It was a stormy weekend, both physically and politically, following the referendum decision for the UK to leave the EU, and the repercussions were buzzing in my head as I left home Saturday, into the grey June morning. A solo, relatively hilly (3200 m elevation) 200 km audax is a long while thinking.
Politics aside, it was a challenging trip to Witney in the morning. Riding itself was fine and the normal steady Audax pace churned out the miles easily, even the Bishop's Cleeve one in four. But the traffic was cruel, leaving me inches from death on three occasions. A small fledgling hadn't been so lucky and he flapped in the lane, broken-winged and doomed. I stopped to give him a quick end, but he managed to disappear into the undergrowth and out of site for good. It was with a heavy heart I left him to a long lingering death and finished the journey to Witney as the rain came and went.

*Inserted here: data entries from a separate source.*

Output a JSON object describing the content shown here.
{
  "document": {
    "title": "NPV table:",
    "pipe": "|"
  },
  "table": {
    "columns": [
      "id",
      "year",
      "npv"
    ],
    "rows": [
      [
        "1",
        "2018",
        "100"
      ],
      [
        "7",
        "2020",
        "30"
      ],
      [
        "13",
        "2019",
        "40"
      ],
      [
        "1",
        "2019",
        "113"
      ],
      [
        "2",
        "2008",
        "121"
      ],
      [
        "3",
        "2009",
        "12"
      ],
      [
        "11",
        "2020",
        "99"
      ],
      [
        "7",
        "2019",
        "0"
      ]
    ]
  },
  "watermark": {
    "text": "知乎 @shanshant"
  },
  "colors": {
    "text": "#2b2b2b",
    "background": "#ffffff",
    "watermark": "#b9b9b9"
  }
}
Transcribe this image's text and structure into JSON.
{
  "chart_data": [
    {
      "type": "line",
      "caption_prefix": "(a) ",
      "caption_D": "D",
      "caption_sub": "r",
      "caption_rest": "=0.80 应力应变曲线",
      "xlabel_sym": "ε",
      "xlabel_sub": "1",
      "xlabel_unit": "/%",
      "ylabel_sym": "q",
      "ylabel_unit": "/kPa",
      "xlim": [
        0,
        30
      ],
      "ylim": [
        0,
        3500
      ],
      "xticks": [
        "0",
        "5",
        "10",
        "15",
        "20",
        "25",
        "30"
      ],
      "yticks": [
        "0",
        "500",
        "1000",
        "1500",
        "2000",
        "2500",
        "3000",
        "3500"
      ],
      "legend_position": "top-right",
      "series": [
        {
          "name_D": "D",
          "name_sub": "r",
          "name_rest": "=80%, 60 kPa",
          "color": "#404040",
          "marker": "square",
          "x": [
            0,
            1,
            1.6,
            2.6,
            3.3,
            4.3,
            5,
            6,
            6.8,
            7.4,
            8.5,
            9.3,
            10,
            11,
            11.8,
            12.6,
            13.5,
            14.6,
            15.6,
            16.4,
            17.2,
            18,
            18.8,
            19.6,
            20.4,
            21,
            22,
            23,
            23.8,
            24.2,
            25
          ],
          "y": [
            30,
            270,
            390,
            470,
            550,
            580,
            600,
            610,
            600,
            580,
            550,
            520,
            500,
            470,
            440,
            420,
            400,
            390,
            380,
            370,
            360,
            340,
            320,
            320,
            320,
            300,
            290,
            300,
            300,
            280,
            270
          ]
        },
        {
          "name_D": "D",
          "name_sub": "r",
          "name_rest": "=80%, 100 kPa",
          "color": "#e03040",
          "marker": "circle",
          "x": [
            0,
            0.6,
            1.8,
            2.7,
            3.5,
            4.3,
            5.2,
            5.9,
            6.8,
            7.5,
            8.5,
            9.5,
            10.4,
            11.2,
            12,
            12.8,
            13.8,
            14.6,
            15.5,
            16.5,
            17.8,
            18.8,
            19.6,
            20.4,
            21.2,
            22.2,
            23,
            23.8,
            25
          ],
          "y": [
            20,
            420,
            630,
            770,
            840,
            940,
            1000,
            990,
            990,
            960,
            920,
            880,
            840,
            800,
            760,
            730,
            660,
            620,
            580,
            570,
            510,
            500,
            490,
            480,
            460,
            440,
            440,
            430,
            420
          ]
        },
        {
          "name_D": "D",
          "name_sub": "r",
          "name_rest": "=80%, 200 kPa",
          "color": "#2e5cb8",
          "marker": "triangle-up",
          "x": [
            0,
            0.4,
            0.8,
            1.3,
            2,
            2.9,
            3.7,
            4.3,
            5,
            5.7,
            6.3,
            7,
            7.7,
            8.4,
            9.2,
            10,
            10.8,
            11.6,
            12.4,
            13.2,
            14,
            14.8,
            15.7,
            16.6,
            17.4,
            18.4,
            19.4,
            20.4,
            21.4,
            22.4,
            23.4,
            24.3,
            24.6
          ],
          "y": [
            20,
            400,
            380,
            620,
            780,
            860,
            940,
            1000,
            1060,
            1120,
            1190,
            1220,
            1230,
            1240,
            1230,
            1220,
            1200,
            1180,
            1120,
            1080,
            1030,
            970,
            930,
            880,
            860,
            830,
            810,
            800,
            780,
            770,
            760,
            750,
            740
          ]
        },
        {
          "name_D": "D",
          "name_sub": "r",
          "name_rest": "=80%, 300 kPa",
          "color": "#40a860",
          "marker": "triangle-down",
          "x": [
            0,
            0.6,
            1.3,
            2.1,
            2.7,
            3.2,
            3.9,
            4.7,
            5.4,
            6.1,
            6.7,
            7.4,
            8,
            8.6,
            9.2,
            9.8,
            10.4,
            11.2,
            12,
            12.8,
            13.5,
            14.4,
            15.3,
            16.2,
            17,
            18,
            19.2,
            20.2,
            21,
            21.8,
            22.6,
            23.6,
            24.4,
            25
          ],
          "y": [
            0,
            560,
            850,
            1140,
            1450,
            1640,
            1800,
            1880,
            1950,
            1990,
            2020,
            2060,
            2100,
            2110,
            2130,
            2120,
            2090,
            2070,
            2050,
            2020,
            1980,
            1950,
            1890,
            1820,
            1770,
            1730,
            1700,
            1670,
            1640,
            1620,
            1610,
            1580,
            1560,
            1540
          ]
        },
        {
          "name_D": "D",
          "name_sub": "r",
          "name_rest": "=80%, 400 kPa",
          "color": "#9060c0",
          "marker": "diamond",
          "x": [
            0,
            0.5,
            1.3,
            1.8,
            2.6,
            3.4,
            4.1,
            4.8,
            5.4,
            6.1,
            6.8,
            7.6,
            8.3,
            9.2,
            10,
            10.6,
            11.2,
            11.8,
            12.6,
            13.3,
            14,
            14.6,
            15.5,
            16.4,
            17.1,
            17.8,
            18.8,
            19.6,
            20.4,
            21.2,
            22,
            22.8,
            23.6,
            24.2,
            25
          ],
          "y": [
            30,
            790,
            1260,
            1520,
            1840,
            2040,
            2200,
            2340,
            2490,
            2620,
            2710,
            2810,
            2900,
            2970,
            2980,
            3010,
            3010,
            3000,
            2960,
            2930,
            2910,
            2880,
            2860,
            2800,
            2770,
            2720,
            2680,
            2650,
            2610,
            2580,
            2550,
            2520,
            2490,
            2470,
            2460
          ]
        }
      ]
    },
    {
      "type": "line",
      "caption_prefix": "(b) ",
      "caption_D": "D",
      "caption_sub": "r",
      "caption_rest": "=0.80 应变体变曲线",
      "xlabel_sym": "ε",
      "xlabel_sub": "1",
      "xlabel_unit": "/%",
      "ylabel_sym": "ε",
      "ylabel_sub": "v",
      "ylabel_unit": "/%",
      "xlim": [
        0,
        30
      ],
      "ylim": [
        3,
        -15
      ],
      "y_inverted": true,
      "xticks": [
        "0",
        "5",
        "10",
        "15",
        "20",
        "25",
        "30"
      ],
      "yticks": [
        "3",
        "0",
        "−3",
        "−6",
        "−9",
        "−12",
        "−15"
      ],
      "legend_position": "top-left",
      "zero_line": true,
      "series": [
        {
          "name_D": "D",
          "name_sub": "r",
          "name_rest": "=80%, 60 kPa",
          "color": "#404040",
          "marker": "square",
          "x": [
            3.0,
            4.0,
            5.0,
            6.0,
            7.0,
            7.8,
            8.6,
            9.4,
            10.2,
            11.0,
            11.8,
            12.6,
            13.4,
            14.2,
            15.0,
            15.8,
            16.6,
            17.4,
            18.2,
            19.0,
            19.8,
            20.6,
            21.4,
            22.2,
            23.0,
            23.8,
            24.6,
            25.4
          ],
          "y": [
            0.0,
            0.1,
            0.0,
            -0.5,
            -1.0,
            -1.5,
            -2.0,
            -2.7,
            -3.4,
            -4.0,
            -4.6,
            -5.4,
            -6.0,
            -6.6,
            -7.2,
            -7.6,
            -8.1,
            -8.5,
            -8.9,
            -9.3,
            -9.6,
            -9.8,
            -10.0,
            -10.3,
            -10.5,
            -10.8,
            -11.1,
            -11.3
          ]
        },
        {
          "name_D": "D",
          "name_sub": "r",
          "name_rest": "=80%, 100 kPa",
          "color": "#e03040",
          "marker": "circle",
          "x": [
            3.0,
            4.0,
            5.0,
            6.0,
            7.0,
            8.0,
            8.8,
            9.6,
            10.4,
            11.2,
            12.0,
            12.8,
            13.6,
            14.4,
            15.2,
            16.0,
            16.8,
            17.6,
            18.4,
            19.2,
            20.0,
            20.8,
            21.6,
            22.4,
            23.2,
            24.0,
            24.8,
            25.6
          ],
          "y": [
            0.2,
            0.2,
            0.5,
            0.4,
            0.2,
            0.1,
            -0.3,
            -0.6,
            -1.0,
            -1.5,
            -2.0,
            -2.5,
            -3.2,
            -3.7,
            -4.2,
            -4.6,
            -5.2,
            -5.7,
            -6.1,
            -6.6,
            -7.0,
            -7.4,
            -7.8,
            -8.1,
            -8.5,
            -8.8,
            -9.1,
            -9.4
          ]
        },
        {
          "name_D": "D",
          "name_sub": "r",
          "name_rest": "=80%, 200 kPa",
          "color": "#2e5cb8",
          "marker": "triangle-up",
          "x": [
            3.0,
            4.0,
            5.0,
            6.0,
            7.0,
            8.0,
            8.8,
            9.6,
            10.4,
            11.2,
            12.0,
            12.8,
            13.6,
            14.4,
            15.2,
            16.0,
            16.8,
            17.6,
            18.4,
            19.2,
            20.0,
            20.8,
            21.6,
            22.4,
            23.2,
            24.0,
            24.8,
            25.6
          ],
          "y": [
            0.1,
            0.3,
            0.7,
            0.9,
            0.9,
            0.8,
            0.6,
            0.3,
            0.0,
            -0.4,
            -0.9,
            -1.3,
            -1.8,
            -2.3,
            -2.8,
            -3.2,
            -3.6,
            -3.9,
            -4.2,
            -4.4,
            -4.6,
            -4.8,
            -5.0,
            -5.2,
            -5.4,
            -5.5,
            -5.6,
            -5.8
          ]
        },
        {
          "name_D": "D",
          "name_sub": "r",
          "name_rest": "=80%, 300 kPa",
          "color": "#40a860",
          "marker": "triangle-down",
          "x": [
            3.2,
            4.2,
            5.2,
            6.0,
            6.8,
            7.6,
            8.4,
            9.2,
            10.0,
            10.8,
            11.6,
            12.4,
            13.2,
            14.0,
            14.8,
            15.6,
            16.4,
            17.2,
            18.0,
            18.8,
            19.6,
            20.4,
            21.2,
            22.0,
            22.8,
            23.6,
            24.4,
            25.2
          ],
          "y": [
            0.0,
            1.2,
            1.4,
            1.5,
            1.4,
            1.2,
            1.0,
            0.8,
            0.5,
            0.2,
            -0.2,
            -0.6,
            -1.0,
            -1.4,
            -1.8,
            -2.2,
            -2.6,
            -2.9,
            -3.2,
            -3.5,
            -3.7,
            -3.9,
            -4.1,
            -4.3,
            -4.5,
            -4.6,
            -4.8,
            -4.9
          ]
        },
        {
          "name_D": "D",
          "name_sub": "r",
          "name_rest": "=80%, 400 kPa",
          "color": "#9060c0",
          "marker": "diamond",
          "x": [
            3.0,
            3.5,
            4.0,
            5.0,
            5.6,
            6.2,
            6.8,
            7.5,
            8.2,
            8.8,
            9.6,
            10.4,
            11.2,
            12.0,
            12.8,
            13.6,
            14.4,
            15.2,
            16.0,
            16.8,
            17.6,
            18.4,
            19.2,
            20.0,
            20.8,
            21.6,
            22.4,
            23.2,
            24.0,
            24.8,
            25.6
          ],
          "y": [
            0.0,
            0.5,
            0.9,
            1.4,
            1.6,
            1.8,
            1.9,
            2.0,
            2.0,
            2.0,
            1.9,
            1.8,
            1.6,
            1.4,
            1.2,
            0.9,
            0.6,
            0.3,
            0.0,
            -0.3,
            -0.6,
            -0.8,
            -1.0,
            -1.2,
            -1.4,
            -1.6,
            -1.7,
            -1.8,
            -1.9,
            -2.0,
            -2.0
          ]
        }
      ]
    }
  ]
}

Melancholy I sat and waited for my good friends Jen, Lee and their wonderful 4 year old Ruth. It wasn't long until they appeared, Ruth immediately brightening the day with her golden hair, huge smile and childhood innocence. Who cares about politics when there are first-ever bike rides to discuss, songs to sing and cuddles to demand? Kids have a way of reminding you what is important in the world, and the entire day felt so much more optimistic, even as you sit and wait out another rainstorm.
The journey back was under still-angry skies, with lightening and thunder rolling above my head, flash flooding dragging branches and stones down roads and spewing storm drains filling every hollow. And yet, the torrential rain skirted my route, never hitting full pelt as I watched the heart of the storm from a distance.
The most significant part of the route climbs relentlessly, first steadily up the lee side of the Cotswold outcrop before tangling up in the North Western folded hills of the Stroud District. Up down up down up down, then, just when you feel the need for a breather.....wooooooosssshhhh......one big descent and it's back on the flat plains of the Severn Valley, dodging Saturday shoppers in Gloucester and taking your life into your hands on the A40 cycleroute crossing. I breathed a sigh of relief as I made it to the central reservation, a speeding van only just missing my back wheel, and made a decision that this would be the last time of riding this route. It needs a rethink to avoid the nasty Cotswold traffic and useless Gloucester City infrastructure. However, it was still a good journey, both physically and metaphorically, and I arrived home feeling just about ready to take on whatever life throws my way in this tumultuous world.